Special Plea Starts Caprivi Treason Retrial

THE retrial of nine men whose convictions on a charge of high treason were set aside by the Supreme Court last year has started with a special plea in which eight of the accused question the High Court’s jurisdiction over themselves.

The eight accused are claiming that they were abducted from Botswana and brought to Namibia by officials from the Namibian Police or the Namibian Defence Force or other agents of the Republic of Namibia, defence lawyer Norman Tjombe informed Acting Judge Petrus Unengu in the High Court at Windhoek Central Prison on Monday, when his nine clients were asked to plead to the charges they are facing.

The eight accused are claiming that Namibian officials abducted them from Botswana in concert with and with the full knowledge of officials of the government of Botswana, Tjombe said. The alleged abductions were done without the consent of the accused and violated the laws of Namibia and Botswana and also international law, the accused claim.

Because the eight accused were unlawfully brought into the jurisdiction of the High Court of Namibia by agents or officials of the State, the court should decline to permit the continuation of their prosecution, they are pleading.

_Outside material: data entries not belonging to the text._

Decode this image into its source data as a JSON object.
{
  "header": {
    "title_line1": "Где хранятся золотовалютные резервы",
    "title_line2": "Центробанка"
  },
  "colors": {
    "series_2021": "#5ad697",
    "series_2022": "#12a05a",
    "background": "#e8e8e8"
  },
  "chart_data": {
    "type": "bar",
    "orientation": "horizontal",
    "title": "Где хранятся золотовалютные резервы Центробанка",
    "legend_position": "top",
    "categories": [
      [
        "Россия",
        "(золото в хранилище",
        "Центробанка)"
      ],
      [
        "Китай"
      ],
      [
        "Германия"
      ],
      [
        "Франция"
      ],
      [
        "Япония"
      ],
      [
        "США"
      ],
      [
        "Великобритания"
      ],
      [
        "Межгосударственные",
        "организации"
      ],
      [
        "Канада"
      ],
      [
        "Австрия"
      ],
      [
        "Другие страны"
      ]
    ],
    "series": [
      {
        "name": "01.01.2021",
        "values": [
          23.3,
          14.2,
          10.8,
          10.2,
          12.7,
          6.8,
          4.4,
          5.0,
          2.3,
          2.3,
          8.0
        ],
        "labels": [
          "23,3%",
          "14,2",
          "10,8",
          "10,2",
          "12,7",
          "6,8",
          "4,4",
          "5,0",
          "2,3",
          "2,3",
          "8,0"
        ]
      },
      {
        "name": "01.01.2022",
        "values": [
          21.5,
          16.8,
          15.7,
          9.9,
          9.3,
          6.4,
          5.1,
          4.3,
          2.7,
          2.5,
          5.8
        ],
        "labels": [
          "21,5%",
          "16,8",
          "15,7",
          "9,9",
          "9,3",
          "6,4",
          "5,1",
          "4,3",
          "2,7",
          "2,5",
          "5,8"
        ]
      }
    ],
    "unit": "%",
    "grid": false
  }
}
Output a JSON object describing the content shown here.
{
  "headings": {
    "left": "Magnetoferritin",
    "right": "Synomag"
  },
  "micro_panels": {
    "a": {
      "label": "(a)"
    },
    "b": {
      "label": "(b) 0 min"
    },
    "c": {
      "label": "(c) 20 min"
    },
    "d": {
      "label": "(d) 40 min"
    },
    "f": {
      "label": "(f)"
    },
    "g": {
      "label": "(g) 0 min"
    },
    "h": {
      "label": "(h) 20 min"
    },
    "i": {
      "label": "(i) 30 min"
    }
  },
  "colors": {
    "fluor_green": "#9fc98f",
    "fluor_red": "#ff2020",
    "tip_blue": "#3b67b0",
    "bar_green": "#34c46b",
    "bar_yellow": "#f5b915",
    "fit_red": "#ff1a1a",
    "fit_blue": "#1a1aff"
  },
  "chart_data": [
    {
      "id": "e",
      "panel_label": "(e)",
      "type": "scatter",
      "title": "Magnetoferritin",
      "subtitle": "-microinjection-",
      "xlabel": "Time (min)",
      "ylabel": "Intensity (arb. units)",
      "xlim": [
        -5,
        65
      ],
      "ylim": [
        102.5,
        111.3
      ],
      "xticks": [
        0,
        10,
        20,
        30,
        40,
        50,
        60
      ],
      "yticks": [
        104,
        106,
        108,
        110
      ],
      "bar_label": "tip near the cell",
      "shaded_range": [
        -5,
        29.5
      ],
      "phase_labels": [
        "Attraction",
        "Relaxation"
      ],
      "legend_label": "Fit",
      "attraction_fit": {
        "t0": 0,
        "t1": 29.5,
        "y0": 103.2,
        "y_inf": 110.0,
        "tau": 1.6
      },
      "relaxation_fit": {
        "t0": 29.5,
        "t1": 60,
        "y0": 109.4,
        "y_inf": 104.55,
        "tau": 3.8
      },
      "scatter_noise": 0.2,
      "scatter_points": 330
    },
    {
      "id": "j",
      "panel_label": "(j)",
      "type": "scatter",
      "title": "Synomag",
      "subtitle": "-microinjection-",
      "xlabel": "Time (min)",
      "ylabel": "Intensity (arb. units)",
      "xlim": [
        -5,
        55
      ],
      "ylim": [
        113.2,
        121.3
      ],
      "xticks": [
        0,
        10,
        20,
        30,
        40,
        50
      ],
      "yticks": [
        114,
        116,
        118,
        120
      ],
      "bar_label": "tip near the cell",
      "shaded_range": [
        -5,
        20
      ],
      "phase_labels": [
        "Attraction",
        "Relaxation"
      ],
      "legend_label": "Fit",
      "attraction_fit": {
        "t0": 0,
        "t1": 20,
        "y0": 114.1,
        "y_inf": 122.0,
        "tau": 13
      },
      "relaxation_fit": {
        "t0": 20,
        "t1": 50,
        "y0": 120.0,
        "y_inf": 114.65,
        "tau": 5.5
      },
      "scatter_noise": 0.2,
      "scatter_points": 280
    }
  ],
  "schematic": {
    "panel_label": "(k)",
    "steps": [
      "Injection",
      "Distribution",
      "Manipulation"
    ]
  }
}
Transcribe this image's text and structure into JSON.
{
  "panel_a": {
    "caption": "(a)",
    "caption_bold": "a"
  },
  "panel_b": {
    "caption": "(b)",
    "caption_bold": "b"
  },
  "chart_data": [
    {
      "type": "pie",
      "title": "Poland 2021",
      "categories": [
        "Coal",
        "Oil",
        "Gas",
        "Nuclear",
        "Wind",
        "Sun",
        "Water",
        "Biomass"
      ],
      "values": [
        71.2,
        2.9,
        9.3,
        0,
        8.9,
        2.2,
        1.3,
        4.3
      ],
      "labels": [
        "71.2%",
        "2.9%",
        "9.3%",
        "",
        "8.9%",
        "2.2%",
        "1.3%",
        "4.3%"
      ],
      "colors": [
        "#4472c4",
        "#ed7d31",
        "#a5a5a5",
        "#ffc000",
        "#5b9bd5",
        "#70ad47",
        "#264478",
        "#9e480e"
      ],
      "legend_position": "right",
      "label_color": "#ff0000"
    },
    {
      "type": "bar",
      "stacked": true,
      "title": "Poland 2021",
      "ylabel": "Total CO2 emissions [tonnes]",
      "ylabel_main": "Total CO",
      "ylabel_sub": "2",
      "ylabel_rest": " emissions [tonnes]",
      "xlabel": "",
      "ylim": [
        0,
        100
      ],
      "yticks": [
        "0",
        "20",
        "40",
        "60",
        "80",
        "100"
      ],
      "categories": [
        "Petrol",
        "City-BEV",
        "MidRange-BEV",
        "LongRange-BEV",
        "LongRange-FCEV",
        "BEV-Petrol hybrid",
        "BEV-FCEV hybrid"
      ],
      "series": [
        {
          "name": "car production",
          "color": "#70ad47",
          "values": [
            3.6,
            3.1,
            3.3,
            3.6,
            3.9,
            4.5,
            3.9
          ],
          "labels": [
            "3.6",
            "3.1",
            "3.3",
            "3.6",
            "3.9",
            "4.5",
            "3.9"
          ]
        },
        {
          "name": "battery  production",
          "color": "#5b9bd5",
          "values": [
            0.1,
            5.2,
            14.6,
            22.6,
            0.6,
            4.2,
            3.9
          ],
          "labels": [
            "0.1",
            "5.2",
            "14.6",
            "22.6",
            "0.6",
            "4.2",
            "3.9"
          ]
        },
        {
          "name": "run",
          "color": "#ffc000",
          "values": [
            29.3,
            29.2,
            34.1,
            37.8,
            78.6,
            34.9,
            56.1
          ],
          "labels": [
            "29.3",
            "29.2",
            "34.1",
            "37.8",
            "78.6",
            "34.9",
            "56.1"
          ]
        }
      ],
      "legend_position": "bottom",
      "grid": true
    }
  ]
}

“The accused will accordingly seek an order to be acquitted and be released from the trial and the criminal charges preferred against them,” it is stated in a document in which the special plea is set out.

Two of the accused-Hoster Simasiku Ntombo and John Mazila Tembwe – are claiming that they were abducted from Botswana on 20 September 2002.

One of the accused, Boster Mubuyaeta Samuele, is alleging that he was abducted on 6 December 2002.

Five of the accused-Progress Kenyoka Munuma, Shine Samulandela Samulandela, Manepelo Manuel Makendano, Alex Sinjabata Mushakwa, and Diamond Samunzala Salufu-claim they were abducted from Botswana on 12 December 2003.

Only one of the nine accused who went on trial before Acting Judge Unengu, Frederick Isaka Ntambilwa, has not raised a special plea in which the jurisdiction of the High Court is being questioned. Ntambilwa told Acting Judge Unengu that although he was arrested inside the Zambezi Region – then still known as the Caprivi Region-he, too, had been a refugee in Botswana before that.

The prosecution, represented by State aocate Neville Wamambo, is alleging that the nine men took part in a conspiracy aimed at overthrowing the Namibian government in the former Caprivi Region between September 1998 and December 2003. They are accused of having either been members of an armed secessionist organisation in the region, the Caprivi Liberation Army, or of having associated with the organisation.

The nine men are charged with counts of high treason, sedition, public violence, and the illegal importation and possession of weapons and ammunition.

They were convicted of high treason at the end of July 2007 and each sentenced to long prison terms of either 30 or 32 years a week later, but their convictions and sentences were set aside by the Supreme Court in July last year. The Supreme Court also ordered that they should be retried in the High Court.

As a result of the special plea raised on Monday the court is set to first hear testimony on the circumstances in which the accused were arrested and charged in Namibia.

The accused also challenged the court’s jurisdiction at the start of their first trial before the late Acting Judge John Manyarara in September 2005. Judge Manyarara dismissed their special pleas in late October 2005, and their trial then continued before him. He later also dismissed an application from the accused for his recusal from the trial. The Supreme Court set aside the convictions and sentences of the accused last year after finding that Judge Manyarara should have recused himself from the case after the first phase of the trial, since he had made some aerse findings about the credibility of the accused in his judgement on their jurisdiction challenge.